There developed a decades-long friendship between Naipaul and Theroux, but in an angry and unforgiving book, Sir Vidia’s Shadow, Naipaul rejected Theroux.
The feud lasted until the pair finally buried the hatchet in 2011, when writer Ian McEwan persuaded them to shake hands at the Hay literature festival.
Theroux told the Associated Press that there had been a “great satisfaction in reconnecting”, adding: “It took him a long time to make his mark, but when he did, it happened in a big way.”
Naipaul – whose full name was Vidiadhar Surajprasad Naipaul – was born in Chaguanas, Trinidad, and his family moved to the country’s capital, Port of Spain, when he was six.
It would later become the setting for his first novel, written in 1959 and titled Miguel Street.

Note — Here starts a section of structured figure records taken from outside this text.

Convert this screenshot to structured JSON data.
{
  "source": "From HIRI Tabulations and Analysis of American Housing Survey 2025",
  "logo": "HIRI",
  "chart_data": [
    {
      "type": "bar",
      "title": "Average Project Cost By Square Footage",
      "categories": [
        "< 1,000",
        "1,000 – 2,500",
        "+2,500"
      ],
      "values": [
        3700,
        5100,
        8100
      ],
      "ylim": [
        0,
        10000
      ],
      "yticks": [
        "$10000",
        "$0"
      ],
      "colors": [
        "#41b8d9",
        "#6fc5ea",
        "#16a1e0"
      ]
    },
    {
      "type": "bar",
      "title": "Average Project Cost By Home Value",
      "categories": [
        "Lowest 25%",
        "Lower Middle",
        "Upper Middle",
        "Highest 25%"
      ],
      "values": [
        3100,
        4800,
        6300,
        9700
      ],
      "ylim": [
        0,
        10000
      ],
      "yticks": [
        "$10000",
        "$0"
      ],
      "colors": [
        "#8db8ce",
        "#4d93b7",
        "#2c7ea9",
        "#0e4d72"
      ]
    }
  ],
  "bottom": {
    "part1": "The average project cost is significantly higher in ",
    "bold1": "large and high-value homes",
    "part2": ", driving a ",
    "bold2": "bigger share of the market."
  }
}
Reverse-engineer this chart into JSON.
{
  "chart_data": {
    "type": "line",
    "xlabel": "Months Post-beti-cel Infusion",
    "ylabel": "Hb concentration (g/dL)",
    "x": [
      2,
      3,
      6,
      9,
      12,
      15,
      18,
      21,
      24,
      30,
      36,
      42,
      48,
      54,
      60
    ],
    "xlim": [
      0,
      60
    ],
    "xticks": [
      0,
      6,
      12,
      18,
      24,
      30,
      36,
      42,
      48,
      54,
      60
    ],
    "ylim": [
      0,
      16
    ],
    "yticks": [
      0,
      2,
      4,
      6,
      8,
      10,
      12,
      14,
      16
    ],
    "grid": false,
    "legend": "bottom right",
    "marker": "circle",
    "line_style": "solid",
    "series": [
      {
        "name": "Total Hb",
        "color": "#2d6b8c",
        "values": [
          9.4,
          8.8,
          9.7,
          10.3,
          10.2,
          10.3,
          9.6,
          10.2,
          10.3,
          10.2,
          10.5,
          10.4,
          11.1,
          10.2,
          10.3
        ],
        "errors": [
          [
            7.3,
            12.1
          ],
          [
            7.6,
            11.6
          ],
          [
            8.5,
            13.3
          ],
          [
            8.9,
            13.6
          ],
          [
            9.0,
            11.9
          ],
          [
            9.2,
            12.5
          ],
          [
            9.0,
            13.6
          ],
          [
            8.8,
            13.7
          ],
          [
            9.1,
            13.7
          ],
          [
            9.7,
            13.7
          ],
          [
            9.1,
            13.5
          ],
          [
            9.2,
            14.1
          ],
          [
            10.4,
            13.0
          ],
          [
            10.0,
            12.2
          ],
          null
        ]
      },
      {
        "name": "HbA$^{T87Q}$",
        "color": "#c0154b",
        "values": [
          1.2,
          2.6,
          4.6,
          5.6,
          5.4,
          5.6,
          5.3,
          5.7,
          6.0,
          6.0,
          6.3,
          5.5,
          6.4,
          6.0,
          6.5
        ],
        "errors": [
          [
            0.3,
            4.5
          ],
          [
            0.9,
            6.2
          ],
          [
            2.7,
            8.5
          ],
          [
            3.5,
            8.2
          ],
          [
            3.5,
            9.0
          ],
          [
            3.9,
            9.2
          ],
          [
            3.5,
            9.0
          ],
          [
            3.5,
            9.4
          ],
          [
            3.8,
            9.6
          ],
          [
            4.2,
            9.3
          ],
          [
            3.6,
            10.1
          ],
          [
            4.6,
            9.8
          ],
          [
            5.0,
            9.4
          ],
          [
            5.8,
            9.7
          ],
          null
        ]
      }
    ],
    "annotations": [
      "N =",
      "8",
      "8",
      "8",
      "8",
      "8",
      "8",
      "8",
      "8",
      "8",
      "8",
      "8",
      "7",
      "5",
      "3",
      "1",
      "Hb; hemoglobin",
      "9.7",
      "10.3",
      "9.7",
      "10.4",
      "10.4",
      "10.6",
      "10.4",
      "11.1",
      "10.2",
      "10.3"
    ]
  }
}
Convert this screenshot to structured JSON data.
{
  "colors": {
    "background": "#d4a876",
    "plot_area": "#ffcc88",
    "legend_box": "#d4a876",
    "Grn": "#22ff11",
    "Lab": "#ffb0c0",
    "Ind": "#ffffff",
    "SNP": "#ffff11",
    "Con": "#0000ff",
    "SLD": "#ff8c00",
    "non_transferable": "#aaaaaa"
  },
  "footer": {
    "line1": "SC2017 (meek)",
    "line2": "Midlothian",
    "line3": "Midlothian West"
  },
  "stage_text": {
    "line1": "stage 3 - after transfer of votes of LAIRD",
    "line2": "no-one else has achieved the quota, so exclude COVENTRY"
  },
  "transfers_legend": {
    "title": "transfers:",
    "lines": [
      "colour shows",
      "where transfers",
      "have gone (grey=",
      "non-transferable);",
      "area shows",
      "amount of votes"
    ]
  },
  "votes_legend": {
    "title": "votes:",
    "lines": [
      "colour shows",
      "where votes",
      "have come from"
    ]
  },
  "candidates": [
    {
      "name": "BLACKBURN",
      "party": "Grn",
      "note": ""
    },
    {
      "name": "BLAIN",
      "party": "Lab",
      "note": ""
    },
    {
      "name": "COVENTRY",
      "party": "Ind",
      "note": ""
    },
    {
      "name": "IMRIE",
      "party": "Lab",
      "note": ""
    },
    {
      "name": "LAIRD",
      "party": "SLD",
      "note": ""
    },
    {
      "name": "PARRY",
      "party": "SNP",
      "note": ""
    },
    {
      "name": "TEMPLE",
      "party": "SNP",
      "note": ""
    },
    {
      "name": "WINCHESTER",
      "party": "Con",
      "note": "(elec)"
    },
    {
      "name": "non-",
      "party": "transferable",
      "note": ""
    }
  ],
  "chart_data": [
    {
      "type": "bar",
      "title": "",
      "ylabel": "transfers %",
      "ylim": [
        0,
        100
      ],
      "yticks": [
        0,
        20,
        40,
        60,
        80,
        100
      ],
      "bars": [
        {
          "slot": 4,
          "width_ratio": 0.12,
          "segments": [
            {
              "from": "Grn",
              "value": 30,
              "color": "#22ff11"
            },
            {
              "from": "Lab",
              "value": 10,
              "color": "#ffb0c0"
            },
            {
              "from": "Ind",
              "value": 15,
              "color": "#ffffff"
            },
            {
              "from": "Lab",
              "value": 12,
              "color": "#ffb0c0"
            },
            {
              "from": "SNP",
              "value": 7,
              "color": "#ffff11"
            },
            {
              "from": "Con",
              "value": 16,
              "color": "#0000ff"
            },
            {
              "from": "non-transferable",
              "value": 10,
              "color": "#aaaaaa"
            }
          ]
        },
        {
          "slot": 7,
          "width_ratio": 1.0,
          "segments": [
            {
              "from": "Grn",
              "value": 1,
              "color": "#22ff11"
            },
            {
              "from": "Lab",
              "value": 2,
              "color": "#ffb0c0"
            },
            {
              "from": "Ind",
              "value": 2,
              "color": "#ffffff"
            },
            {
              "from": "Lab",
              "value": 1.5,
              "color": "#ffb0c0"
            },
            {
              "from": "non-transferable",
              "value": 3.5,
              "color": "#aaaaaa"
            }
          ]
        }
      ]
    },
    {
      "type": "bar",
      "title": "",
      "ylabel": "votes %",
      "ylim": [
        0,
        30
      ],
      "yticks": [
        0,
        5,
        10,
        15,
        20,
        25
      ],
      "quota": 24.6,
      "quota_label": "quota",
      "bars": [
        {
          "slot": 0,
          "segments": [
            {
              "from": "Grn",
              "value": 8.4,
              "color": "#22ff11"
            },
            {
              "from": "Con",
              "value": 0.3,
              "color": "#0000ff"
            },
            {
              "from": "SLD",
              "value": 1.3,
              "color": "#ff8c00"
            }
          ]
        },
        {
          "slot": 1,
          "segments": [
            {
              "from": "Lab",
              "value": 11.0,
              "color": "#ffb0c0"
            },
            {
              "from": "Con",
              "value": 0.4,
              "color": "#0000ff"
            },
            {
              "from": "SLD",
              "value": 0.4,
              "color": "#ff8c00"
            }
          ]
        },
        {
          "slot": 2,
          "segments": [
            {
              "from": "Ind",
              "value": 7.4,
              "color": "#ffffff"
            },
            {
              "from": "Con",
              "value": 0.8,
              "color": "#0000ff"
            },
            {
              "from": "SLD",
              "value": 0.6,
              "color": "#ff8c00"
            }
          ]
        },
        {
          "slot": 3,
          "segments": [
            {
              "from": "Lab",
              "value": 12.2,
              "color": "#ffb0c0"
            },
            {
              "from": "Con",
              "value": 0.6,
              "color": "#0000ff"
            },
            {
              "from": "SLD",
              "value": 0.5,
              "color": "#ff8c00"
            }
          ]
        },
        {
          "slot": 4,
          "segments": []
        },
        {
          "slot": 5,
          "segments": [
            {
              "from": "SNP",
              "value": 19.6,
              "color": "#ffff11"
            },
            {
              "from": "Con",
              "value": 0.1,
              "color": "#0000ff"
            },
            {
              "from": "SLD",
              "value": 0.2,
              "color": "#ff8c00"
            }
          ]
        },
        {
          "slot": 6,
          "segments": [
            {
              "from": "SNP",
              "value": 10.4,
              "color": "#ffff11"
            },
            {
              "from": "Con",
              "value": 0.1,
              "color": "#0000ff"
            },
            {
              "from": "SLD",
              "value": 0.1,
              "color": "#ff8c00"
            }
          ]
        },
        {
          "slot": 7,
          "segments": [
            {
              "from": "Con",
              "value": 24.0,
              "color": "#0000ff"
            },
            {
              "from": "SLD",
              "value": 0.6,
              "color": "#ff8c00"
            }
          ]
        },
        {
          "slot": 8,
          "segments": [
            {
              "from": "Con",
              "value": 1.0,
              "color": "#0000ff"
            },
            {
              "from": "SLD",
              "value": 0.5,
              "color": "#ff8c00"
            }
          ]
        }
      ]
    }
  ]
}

In 1948 he won a government scholarship to read English at Oxford’s University College, where he suffered a nervous breakdown.
He married Patricia Hale, whom he met at Oxford in 1955.
She died in 1996 and he went on to marry Lady Naipaul, who was some 20 years his junior, shortly afterwards.
Last month, Naipaul’s 1971 work In A Free State was shortlisted for the one-off Golden Man Booker, which marked the 50th anniversary of the Booker Prize.
Describing their friendship, Greig said: “His prose was as sharp as glass but his kindness was as warm as sunlight, is what I found.
“I met him 20 years ago and was as nervous and trepidatious as any journalist who went to see him, as his reputation was as being intolerant and grumpy and even sending journalists packing after a couple of questions as they were inadequately prepared to ask him questions and get answers he felt they deserved.
“His wife saw me arrive at the door at his house in Wiltshire and said, ‘Please be kind to Geordie’ and he was. It was a kindness that lasted 20 years and it was a friendship that went on through many different folds.”